Shoulder Pain – Assessment, Diagnosis & Management
The Shoulder or rotator cuff is made up of four muscles, tendons and ligaments that help provide stability and movement to the shoulder. The Shoulder is a very common site of pain after the lower back and knee. Shoulder Pain or rotator cuff pain can be very variable with patients still reporting persistent pain 6–12 months after seeking a consultation with a health professional. The term rotator cuff related shoulder pain is a broad term that includes rotator cuff tendinopathy, tendinitis, tendinosis, partial thickness rotator cuff tears, atraumatic full thickness rotator cuff tears, impingement and subacromial pain.
The rotator cuff encloses the shoulder joint. The four muscles of the rotator cuff are the subscapularis, supraspinatus, infraspinatus and teres minor. These may be view as muscles separate muscles with separate functions, but they are highly interconnected just like the four muscles of your Quads. The shoulder also contains bursae, the bursae are a normal part of our anatomy and are found across the body. Bursae alongside the rotator cuff (muscle and tendon) can all be a source of symptoms for rotator cuff pain.
Assessment & Diagnosis
To determine if the rotator cuff is the cause of someone’s shoulder pain a therapist goes through a history and does a thorough assessment with a therapist
- To rule out that the pain is referred or related to another structure a number of tests are carried out so the surrounding structure (e.g. cervical and thoracic) – this is determined by the characteristics of the individuals pain and by combined movement tests
- To rule out that it is primarily related to a stiff shoulder (e.g. frozen shoulder, osteoarthritis, locked dislocation orosteosarcoma) – by range of movement and pain
- To rule out instability (post subluxation, dislocation or hyper-mobility syndromes)

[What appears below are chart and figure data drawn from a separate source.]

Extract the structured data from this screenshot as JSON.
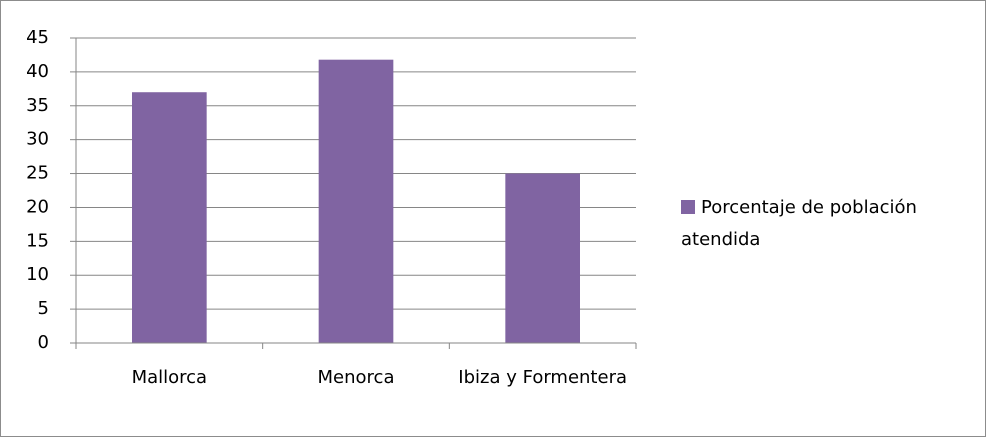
{
  "chart_data": {
    "type": "bar",
    "categories": [
      "Mallorca",
      "Menorca",
      "Ibiza y Formentera"
    ],
    "series": [
      {
        "name": "Porcentaje de población atendida",
        "color": "#8064a2",
        "values": [
          37,
          41.8,
          25
        ]
      }
    ],
    "ylim": [
      0,
      45
    ],
    "yticks": [
      0,
      5,
      10,
      15,
      20,
      25,
      30,
      35,
      40,
      45
    ],
    "grid": true,
    "legend": "right"
  }
}
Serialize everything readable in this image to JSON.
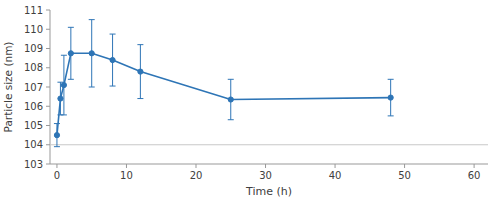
{
  "chart_data": {
    "type": "line",
    "x": [
      0,
      0.5,
      1,
      2,
      5,
      8,
      12,
      25,
      48
    ],
    "values": [
      104.5,
      106.4,
      107.1,
      108.75,
      108.75,
      108.4,
      107.8,
      106.35,
      106.45
    ],
    "yerr": [
      0.6,
      0.85,
      1.55,
      1.35,
      1.75,
      1.35,
      1.4,
      1.05,
      0.95
    ],
    "xlabel": "Time (h)",
    "ylabel": "Particle size (nm)",
    "xlim": [
      -1,
      62
    ],
    "ylim": [
      103,
      111
    ],
    "xticks": [
      0,
      10,
      20,
      30,
      40,
      50,
      60
    ],
    "yticks": [
      103,
      104,
      105,
      106,
      107,
      108,
      109,
      110,
      111
    ],
    "color": "#2e75b6",
    "marker": "circle",
    "hline": 104,
    "hline_color": "#c8c8c8",
    "grid": false
  }
}
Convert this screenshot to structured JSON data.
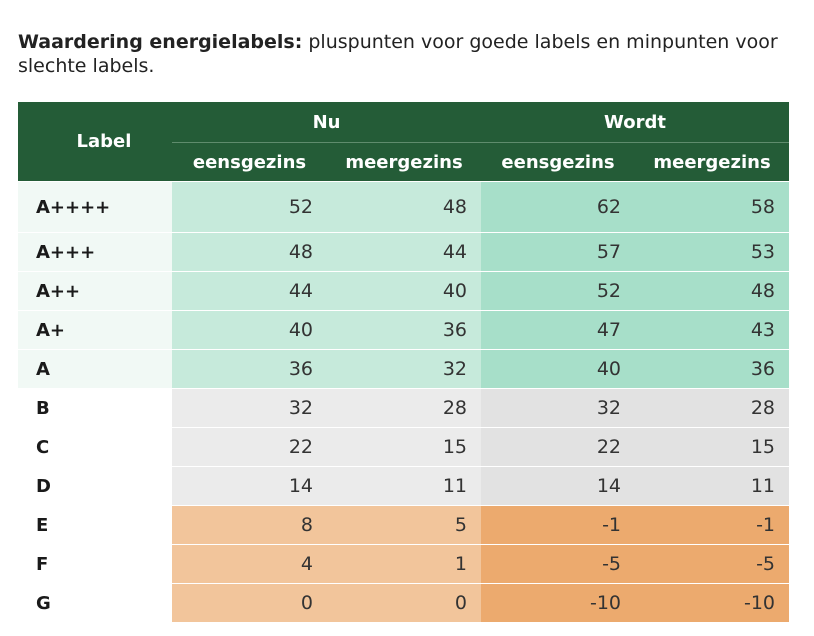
{
  "caption": {
    "bold": "Waardering energielabels:",
    "rest": " pluspunten voor goede labels en minpunten voor slechte labels."
  },
  "table": {
    "label_header": "Label",
    "group_now": "Nu",
    "group_future": "Wordt",
    "sub_single": "eensgezins",
    "sub_multi": "meergezins",
    "rows": [
      {
        "label": "A++++",
        "band": "green",
        "now_single": "52",
        "now_multi": "48",
        "future_single": "62",
        "future_multi": "58"
      },
      {
        "label": "A+++",
        "band": "green",
        "now_single": "48",
        "now_multi": "44",
        "future_single": "57",
        "future_multi": "53"
      },
      {
        "label": "A++",
        "band": "green",
        "now_single": "44",
        "now_multi": "40",
        "future_single": "52",
        "future_multi": "48"
      },
      {
        "label": "A+",
        "band": "green",
        "now_single": "40",
        "now_multi": "36",
        "future_single": "47",
        "future_multi": "43"
      },
      {
        "label": "A",
        "band": "green",
        "now_single": "36",
        "now_multi": "32",
        "future_single": "40",
        "future_multi": "36"
      },
      {
        "label": "B",
        "band": "grey",
        "now_single": "32",
        "now_multi": "28",
        "future_single": "32",
        "future_multi": "28"
      },
      {
        "label": "C",
        "band": "grey",
        "now_single": "22",
        "now_multi": "15",
        "future_single": "22",
        "future_multi": "15"
      },
      {
        "label": "D",
        "band": "grey",
        "now_single": "14",
        "now_multi": "11",
        "future_single": "14",
        "future_multi": "11"
      },
      {
        "label": "E",
        "band": "orange",
        "now_single": "8",
        "now_multi": "5",
        "future_single": "-1",
        "future_multi": "-1"
      },
      {
        "label": "F",
        "band": "orange",
        "now_single": "4",
        "now_multi": "1",
        "future_single": "-5",
        "future_multi": "-5"
      },
      {
        "label": "G",
        "band": "orange",
        "now_single": "0",
        "now_multi": "0",
        "future_single": "-10",
        "future_multi": "-10"
      }
    ]
  },
  "colors": {
    "header_green": "#245c37",
    "green_now": "#c6eadb",
    "green_future": "#a7dfc9",
    "grey_now": "#ebebeb",
    "grey_future": "#e2e2e2",
    "orange_now": "#f2c59b",
    "orange_future": "#ecaa6e"
  }
}
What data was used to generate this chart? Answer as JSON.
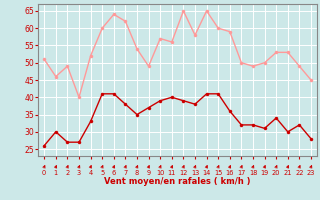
{
  "vent_moyen": [
    26,
    30,
    27,
    27,
    33,
    41,
    41,
    38,
    35,
    37,
    39,
    40,
    39,
    38,
    41,
    41,
    36,
    32,
    32,
    31,
    34,
    30,
    32,
    28
  ],
  "rafales": [
    51,
    46,
    49,
    40,
    52,
    60,
    64,
    62,
    54,
    49,
    57,
    56,
    65,
    58,
    65,
    60,
    59,
    50,
    49,
    50,
    53,
    53,
    49,
    45
  ],
  "xlabel": "Vent moyen/en rafales ( km/h )",
  "ylabel_ticks": [
    25,
    30,
    35,
    40,
    45,
    50,
    55,
    60,
    65
  ],
  "xlim": [
    -0.5,
    23.5
  ],
  "ylim": [
    23,
    67
  ],
  "bg_color": "#cce8e8",
  "grid_color": "#ffffff",
  "line_color_moyen": "#cc0000",
  "line_color_rafales": "#ff9999",
  "marker_size": 2.5,
  "line_width": 1.0,
  "arrow_color": "#cc0000",
  "label_color": "#cc0000"
}
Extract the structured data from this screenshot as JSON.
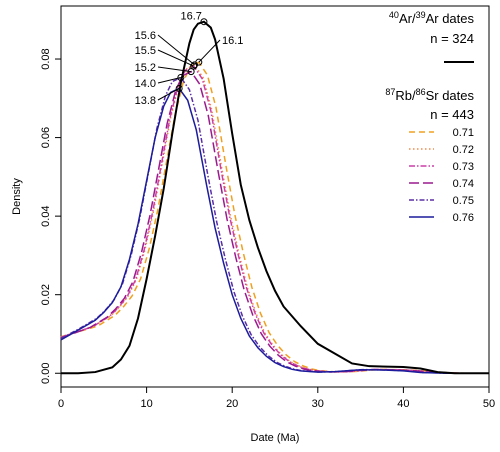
{
  "chart_data": {
    "type": "line",
    "xlabel": "Date (Ma)",
    "ylabel": "Density",
    "xlim": [
      0,
      50
    ],
    "ylim": [
      -0.0035,
      0.0935
    ],
    "x_ticks": [
      0,
      10,
      20,
      30,
      40,
      50
    ],
    "y_ticks": [
      0.0,
      0.02,
      0.04,
      0.06,
      0.08
    ],
    "y_tick_labels": [
      "0.00",
      "0.02",
      "0.04",
      "0.06",
      "0.08"
    ],
    "ar_legend": {
      "sup1": "40",
      "mid": "Ar/",
      "sup2": "39",
      "tail": "Ar dates",
      "n": "n = 324"
    },
    "rb_legend": {
      "sup1": "87",
      "mid": "Rb/",
      "sup2": "86",
      "tail": "Sr dates",
      "n": "n = 443"
    },
    "ar_series": {
      "color": "#000000",
      "x": [
        0,
        2,
        4,
        6,
        7,
        8,
        9,
        10,
        11,
        12,
        13,
        14,
        15,
        15.5,
        16,
        16.7,
        17.5,
        18,
        19,
        20,
        21,
        22,
        23,
        24,
        25,
        26,
        28,
        30,
        32,
        34,
        36,
        38,
        40,
        42,
        44,
        46,
        50
      ],
      "y": [
        0.0,
        0.0,
        0.0003,
        0.0015,
        0.0035,
        0.007,
        0.014,
        0.024,
        0.035,
        0.047,
        0.061,
        0.074,
        0.084,
        0.0875,
        0.089,
        0.0895,
        0.088,
        0.085,
        0.075,
        0.061,
        0.048,
        0.039,
        0.032,
        0.026,
        0.021,
        0.017,
        0.012,
        0.0075,
        0.005,
        0.0025,
        0.0018,
        0.0017,
        0.0016,
        0.0012,
        0.0003,
        0.0,
        0.0
      ]
    },
    "rb_series": [
      {
        "name": "0.71",
        "color": "#f0a020",
        "dash": "6,4",
        "peak": [
          16.1,
          0.0792
        ],
        "shift": 2.3
      },
      {
        "name": "0.72",
        "color": "#f08a4a",
        "dash": "1.5,2.5",
        "peak": [
          15.6,
          0.0785
        ],
        "shift": 1.8
      },
      {
        "name": "0.73",
        "color": "#cc3fa8",
        "dash": "6,2,1.5,2",
        "peak": [
          15.5,
          0.0782
        ],
        "shift": 1.7
      },
      {
        "name": "0.74",
        "color": "#9b1a8e",
        "dash": "10,4",
        "peak": [
          15.2,
          0.0768
        ],
        "shift": 1.4
      },
      {
        "name": "0.75",
        "color": "#5a2fa6",
        "dash": "5,2,1.5,2",
        "peak": [
          14.0,
          0.0753
        ],
        "shift": 0.2
      },
      {
        "name": "0.76",
        "color": "#1c1c9c",
        "dash": "",
        "peak": [
          13.8,
          0.0725
        ],
        "shift": 0.0
      }
    ],
    "rb_base": {
      "x": [
        0,
        2,
        4,
        5,
        6,
        7,
        8,
        9,
        10,
        11,
        12,
        12.8,
        13.8,
        14.8,
        15.8,
        17,
        18,
        19,
        20,
        21,
        22,
        23,
        24,
        25,
        26,
        27,
        28,
        30,
        32,
        35,
        38,
        40,
        42,
        45,
        50
      ],
      "y": [
        0.0085,
        0.011,
        0.0135,
        0.0155,
        0.018,
        0.022,
        0.029,
        0.038,
        0.049,
        0.06,
        0.068,
        0.0715,
        0.0725,
        0.0695,
        0.062,
        0.048,
        0.037,
        0.028,
        0.02,
        0.014,
        0.0095,
        0.0065,
        0.0043,
        0.0027,
        0.0017,
        0.001,
        0.0006,
        0.0003,
        0.0004,
        0.0009,
        0.0008,
        0.0006,
        0.0002,
        0.0,
        0.0
      ]
    },
    "ar_peak_label": {
      "text": "16.7",
      "x": 16.7,
      "y": 0.0895
    },
    "peak_labels": [
      {
        "text": "16.1",
        "series": "0.71"
      },
      {
        "text": "15.6",
        "series": "0.72"
      },
      {
        "text": "15.5",
        "series": "0.73"
      },
      {
        "text": "15.2",
        "series": "0.74"
      },
      {
        "text": "14.0",
        "series": "0.75"
      },
      {
        "text": "13.8",
        "series": "0.76"
      }
    ]
  }
}
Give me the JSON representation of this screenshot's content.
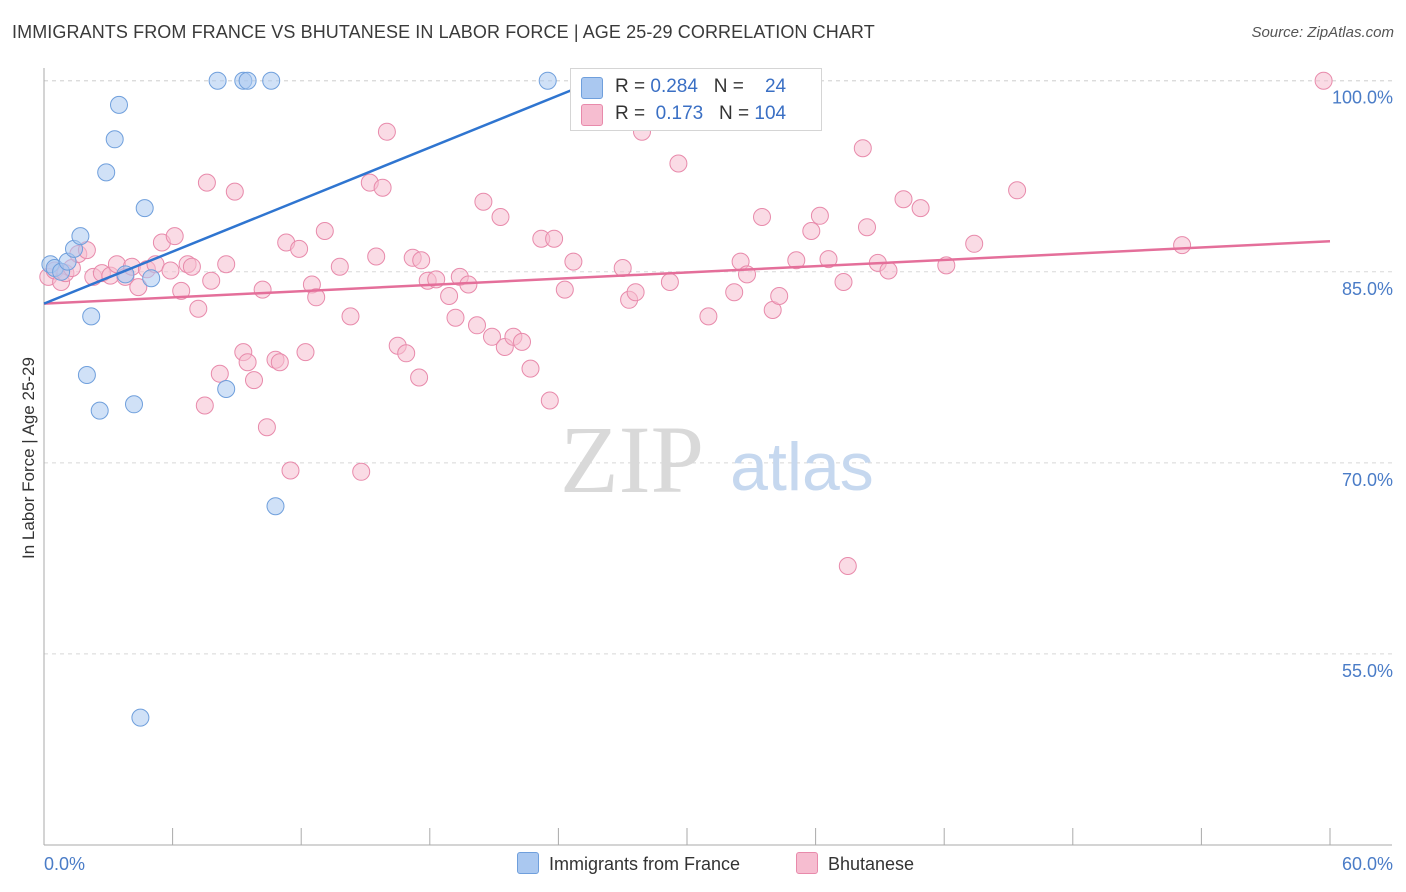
{
  "title": "IMMIGRANTS FROM FRANCE VS BHUTANESE IN LABOR FORCE | AGE 25-29 CORRELATION CHART",
  "source": "Source: ZipAtlas.com",
  "watermark": {
    "zip": "ZIP",
    "atlas": "atlas"
  },
  "colors": {
    "blue_fill": "#aac8f0",
    "blue_stroke": "#6f9fdc",
    "blue_line": "#2f75d0",
    "pink_fill": "#f6bdd0",
    "pink_stroke": "#e88aab",
    "pink_line": "#e46f9a",
    "grid": "#d8d8d8",
    "tick_text": "#4a7cc7"
  },
  "legend_top": {
    "rows": [
      {
        "r_label": "R = ",
        "r_value": "0.284",
        "n_label": "N = ",
        "n_value": "24"
      },
      {
        "r_label": "R = ",
        "r_value": "0.173",
        "n_label": "N = ",
        "n_value": "104"
      }
    ]
  },
  "legend_bottom": {
    "series_1": "Immigrants from France",
    "series_2": "Bhutanese"
  },
  "chart_data": {
    "type": "scatter",
    "title": "IMMIGRANTS FROM FRANCE VS BHUTANESE IN LABOR FORCE | AGE 25-29 CORRELATION CHART",
    "xlabel": "",
    "ylabel": "In Labor Force | Age 25-29",
    "xlim": [
      0,
      60
    ],
    "ylim": [
      40,
      101
    ],
    "x_tick_labels": [
      "0.0%",
      "60.0%"
    ],
    "y_ticks": [
      55,
      70,
      85,
      100
    ],
    "y_tick_labels": [
      "55.0%",
      "70.0%",
      "85.0%",
      "100.0%"
    ],
    "grid": true,
    "legend_position": "top-center",
    "series": [
      {
        "name": "Immigrants from France",
        "r": 0.284,
        "n": 24,
        "trend": {
          "x": [
            0,
            25.7
          ],
          "y": [
            82.5,
            100.0
          ]
        },
        "points": [
          [
            0.3,
            85.6
          ],
          [
            0.5,
            85.3
          ],
          [
            0.8,
            85.0
          ],
          [
            1.1,
            85.8
          ],
          [
            1.4,
            86.8
          ],
          [
            1.7,
            87.8
          ],
          [
            2.2,
            81.5
          ],
          [
            2.0,
            76.9
          ],
          [
            2.6,
            74.1
          ],
          [
            2.9,
            92.8
          ],
          [
            3.3,
            95.4
          ],
          [
            3.5,
            98.1
          ],
          [
            3.8,
            84.8
          ],
          [
            4.2,
            74.6
          ],
          [
            4.7,
            90.0
          ],
          [
            5.0,
            84.5
          ],
          [
            8.1,
            100.0
          ],
          [
            8.5,
            75.8
          ],
          [
            9.3,
            100.0
          ],
          [
            9.5,
            100.0
          ],
          [
            10.6,
            100.0
          ],
          [
            10.8,
            66.6
          ],
          [
            4.5,
            50.0
          ],
          [
            23.5,
            100.0
          ]
        ]
      },
      {
        "name": "Bhutanese",
        "r": 0.173,
        "n": 104,
        "trend": {
          "x": [
            0,
            60
          ],
          "y": [
            82.5,
            87.4
          ]
        },
        "points": [
          [
            0.2,
            84.6
          ],
          [
            0.5,
            85.1
          ],
          [
            0.8,
            84.2
          ],
          [
            1.0,
            84.9
          ],
          [
            1.3,
            85.3
          ],
          [
            1.6,
            86.4
          ],
          [
            2.0,
            86.7
          ],
          [
            2.3,
            84.6
          ],
          [
            2.7,
            84.9
          ],
          [
            3.1,
            84.7
          ],
          [
            3.4,
            85.6
          ],
          [
            3.8,
            84.6
          ],
          [
            4.1,
            85.4
          ],
          [
            4.4,
            83.8
          ],
          [
            4.8,
            85.2
          ],
          [
            5.2,
            85.6
          ],
          [
            5.5,
            87.3
          ],
          [
            5.9,
            85.1
          ],
          [
            6.1,
            87.8
          ],
          [
            6.4,
            83.5
          ],
          [
            6.7,
            85.6
          ],
          [
            6.9,
            85.4
          ],
          [
            7.2,
            82.1
          ],
          [
            7.5,
            74.5
          ],
          [
            7.6,
            92.0
          ],
          [
            7.8,
            84.3
          ],
          [
            8.2,
            77.0
          ],
          [
            8.5,
            85.6
          ],
          [
            8.9,
            91.3
          ],
          [
            9.3,
            78.7
          ],
          [
            9.5,
            77.9
          ],
          [
            9.8,
            76.5
          ],
          [
            10.2,
            83.6
          ],
          [
            10.4,
            72.8
          ],
          [
            10.8,
            78.1
          ],
          [
            11.0,
            77.9
          ],
          [
            11.3,
            87.3
          ],
          [
            11.5,
            69.4
          ],
          [
            11.9,
            86.8
          ],
          [
            12.2,
            78.7
          ],
          [
            12.5,
            84.0
          ],
          [
            12.7,
            83.0
          ],
          [
            13.1,
            88.2
          ],
          [
            13.8,
            85.4
          ],
          [
            14.3,
            81.5
          ],
          [
            14.8,
            69.3
          ],
          [
            15.2,
            92.0
          ],
          [
            15.5,
            86.2
          ],
          [
            15.8,
            91.6
          ],
          [
            16.0,
            96.0
          ],
          [
            16.5,
            79.2
          ],
          [
            16.9,
            78.6
          ],
          [
            17.2,
            86.1
          ],
          [
            17.5,
            76.7
          ],
          [
            17.6,
            85.9
          ],
          [
            17.9,
            84.3
          ],
          [
            18.3,
            84.4
          ],
          [
            18.9,
            83.1
          ],
          [
            19.2,
            81.4
          ],
          [
            19.4,
            84.6
          ],
          [
            19.8,
            84.0
          ],
          [
            20.2,
            80.8
          ],
          [
            20.5,
            90.5
          ],
          [
            20.9,
            79.9
          ],
          [
            21.3,
            89.3
          ],
          [
            21.5,
            79.1
          ],
          [
            21.9,
            79.9
          ],
          [
            22.3,
            79.5
          ],
          [
            22.7,
            77.4
          ],
          [
            23.2,
            87.6
          ],
          [
            23.6,
            74.9
          ],
          [
            23.8,
            87.6
          ],
          [
            24.3,
            83.6
          ],
          [
            24.7,
            85.8
          ],
          [
            27.0,
            85.3
          ],
          [
            27.3,
            82.8
          ],
          [
            27.6,
            83.4
          ],
          [
            27.9,
            96.0
          ],
          [
            29.2,
            84.2
          ],
          [
            29.6,
            93.5
          ],
          [
            31.0,
            81.5
          ],
          [
            32.2,
            83.4
          ],
          [
            32.5,
            85.8
          ],
          [
            32.8,
            84.8
          ],
          [
            33.5,
            89.3
          ],
          [
            34.0,
            82.0
          ],
          [
            34.3,
            83.1
          ],
          [
            35.1,
            85.9
          ],
          [
            35.8,
            88.2
          ],
          [
            36.2,
            89.4
          ],
          [
            36.6,
            86.0
          ],
          [
            37.3,
            84.2
          ],
          [
            37.5,
            61.9
          ],
          [
            38.2,
            94.7
          ],
          [
            38.4,
            88.5
          ],
          [
            38.9,
            85.7
          ],
          [
            39.4,
            85.1
          ],
          [
            40.1,
            90.7
          ],
          [
            40.9,
            90.0
          ],
          [
            42.1,
            85.5
          ],
          [
            43.4,
            87.2
          ],
          [
            45.4,
            91.4
          ],
          [
            53.1,
            87.1
          ],
          [
            59.7,
            100.0
          ]
        ]
      }
    ]
  }
}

- Determine factors that may contribute to poor or favourable recovery.
In the assessment of shoulder pain diagnosis of rotator cuff related shoulder pain can be made from a detailed history take and assessment
Commonly reported details include;
- Pain with movement,
- Pain lying on that side –
- Atraumatic, but can come on after an increase in shoulder based activity
- Dull ache, occasionally sharp with movement
- No neural deficits (pins and needles, numbness, power loss in multiple other muscles)
Why did I get shoulder pain?
The development of shoulder pain is commonly multifactorial, with numerous contributors to the development of symptoms.
These can include;
- Excessive loads/stress
- Overuse or Underuse
- Psychosocial factors
- Hormonal influences
- Lifestyle factors such as smoking, alcohol consumption, comorbidities and level of education
To understand why someone develops shoulder pain it is important to focus on the terms capacity and load (internal and external). We can consider the capacity of the shoulder, its ability to perform activities with capacity and intensity without pain or injury. This can be check with a number of assessment tests. The things we expose our shoulder to during work, training and leisure are the external loads placed on our shoulder (weight, repetitions, hours of manual work etc) whilst the concept of internal load incorporates all the psychophysiological responses occurring during the execution of these tasks. The development of pain can be due to complete overload due to more external load (lifting heavier, longer work days, more sport) and/or a relative overload due to an increase in internal load (heightened stress, illness, hormonal influences). All of the factors mentioned above contribute to the capacity of the shoulder to handle load and the capacity can vary day to day with changing internal loads. For example high internal loads such as reduced sleep, increased work stress and getting the flu can lead to a decrease in capacity and as such may lead to relative overload and pain can develop from the complex interaction of these factors despite completing normal tasks or loads.
Common to all presentations is the need to engage with the individual experiencing the symptoms, allowing the person to voice their needs, concerns and questions. In addition, patients should be given the opportunity to discuss their understanding of the cause of the symptoms, how quickly they expect to recover, the treatments they may consider to be effective, their goals and their thoughts on the treatment the therapist recommends. A structured rehab program is unequivocally the main intervention for Shoulder/rotator cuff pain.